Издательство «Блиц», его редакция и типография находились во Франкфурте. Вы спросите, почему именно Берти и меня послали сюда, в глухомань, нас, самых высокооплачиваемых парней? Причина, конечно, была. Когда я вам расскажу о «Блице» побольше, вы поймете. Но как бы то ни было, мы были здесь. И познакомились с фройляйн Луизой. И пока еще не знали, что нам предстоит. Не имели ни малейшего понятия.

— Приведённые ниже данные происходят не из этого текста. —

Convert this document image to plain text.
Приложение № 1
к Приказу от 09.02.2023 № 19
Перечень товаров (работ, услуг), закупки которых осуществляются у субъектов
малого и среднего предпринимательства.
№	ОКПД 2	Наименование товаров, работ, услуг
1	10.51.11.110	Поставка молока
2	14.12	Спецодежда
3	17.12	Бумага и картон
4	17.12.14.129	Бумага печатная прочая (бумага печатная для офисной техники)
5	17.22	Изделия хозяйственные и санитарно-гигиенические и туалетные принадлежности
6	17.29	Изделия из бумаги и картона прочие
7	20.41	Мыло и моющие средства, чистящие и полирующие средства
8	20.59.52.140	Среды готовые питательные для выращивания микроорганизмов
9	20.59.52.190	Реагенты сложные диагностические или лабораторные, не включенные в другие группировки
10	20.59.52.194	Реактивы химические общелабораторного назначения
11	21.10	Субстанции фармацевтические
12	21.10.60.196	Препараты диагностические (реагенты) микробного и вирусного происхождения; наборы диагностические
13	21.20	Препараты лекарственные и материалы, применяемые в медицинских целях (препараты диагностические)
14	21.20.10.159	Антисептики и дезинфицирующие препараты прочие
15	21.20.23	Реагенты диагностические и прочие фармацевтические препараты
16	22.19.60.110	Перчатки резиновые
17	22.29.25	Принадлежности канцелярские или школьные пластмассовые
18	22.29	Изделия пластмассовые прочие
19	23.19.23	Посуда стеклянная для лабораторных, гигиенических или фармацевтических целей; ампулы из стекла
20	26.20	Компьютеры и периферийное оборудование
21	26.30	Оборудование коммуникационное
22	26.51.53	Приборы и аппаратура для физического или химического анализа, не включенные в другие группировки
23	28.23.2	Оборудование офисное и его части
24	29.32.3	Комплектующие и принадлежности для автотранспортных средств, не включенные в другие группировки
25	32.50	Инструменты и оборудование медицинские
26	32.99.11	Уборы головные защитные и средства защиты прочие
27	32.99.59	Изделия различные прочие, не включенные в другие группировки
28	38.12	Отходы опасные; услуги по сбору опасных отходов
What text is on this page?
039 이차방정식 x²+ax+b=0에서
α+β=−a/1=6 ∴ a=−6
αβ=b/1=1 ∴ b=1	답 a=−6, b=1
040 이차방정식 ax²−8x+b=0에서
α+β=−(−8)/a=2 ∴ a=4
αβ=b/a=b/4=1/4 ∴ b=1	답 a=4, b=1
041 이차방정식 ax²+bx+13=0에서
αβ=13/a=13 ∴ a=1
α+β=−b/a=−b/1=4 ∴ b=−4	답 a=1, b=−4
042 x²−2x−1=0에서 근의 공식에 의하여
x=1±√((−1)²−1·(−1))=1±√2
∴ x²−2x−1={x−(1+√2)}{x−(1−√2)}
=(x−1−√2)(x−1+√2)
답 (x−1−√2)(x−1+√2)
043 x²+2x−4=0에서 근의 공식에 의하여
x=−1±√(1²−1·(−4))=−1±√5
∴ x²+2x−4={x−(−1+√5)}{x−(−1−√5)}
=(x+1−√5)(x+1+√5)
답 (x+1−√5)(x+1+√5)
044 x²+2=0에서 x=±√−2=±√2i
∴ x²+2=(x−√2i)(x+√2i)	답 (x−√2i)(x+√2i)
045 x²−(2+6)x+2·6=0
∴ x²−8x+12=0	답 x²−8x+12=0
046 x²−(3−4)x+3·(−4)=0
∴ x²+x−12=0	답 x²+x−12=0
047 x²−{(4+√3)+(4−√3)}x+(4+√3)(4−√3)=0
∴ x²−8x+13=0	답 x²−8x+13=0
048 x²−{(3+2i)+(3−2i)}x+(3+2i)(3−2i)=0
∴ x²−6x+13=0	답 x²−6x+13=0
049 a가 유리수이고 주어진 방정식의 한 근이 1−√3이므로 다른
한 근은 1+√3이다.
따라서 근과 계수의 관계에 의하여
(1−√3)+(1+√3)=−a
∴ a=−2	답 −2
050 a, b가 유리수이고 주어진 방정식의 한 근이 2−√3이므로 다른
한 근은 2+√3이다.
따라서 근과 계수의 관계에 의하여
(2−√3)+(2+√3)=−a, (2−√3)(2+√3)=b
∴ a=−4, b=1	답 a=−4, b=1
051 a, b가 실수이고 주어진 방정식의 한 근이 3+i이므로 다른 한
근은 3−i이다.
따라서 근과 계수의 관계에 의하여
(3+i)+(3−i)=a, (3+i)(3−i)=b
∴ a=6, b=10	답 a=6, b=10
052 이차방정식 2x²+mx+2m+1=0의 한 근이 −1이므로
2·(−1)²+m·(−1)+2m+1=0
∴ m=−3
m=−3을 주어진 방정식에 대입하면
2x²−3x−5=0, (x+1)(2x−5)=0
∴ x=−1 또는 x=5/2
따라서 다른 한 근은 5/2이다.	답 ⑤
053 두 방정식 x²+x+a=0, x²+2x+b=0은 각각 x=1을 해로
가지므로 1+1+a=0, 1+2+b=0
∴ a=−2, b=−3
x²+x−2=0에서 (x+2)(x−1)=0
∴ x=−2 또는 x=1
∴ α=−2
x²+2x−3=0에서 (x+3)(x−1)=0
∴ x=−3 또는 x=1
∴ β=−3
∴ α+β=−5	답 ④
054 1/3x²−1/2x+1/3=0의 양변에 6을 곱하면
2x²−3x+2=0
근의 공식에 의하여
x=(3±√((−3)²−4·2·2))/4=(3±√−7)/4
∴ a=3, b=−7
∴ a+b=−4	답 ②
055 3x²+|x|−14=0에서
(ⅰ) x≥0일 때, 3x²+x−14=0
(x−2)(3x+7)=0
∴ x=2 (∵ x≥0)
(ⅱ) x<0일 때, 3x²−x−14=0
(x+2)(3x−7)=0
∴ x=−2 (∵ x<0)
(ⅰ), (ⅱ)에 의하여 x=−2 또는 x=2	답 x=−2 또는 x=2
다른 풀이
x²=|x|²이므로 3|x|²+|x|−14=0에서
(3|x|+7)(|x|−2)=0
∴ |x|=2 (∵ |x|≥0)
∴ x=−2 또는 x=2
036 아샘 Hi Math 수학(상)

— …Отбивался, как сумасшедший, этот Карел, — рассказывала фройляйн Луиза. — Не хотел оттуда уходить. Он же верил, что его отец жив и придет к нему… — Всю эту историю побега, которую я записал, она рассказывала Берти и мне в своем кабинете. Этот большой, уродливый кабинет располагался в бараке, где находились и другие кабинеты. Письменный стол, телефон, пишущая машинка, стулья, полки с папками и электрическая плитка, на которую фройляйн поставила кастрюлю с водой, чтобы приготовить нам кофе. («Столько уж вам показала, сделаем небольшой перерыв. Мои ноги. После кофе я приведу вам моих чешских детей и все расскажу о них. Этот мальчик как раз здесь, у меня…») На пыльном подоконнике стояли три глиняных горшка с плачевного вида кактусами.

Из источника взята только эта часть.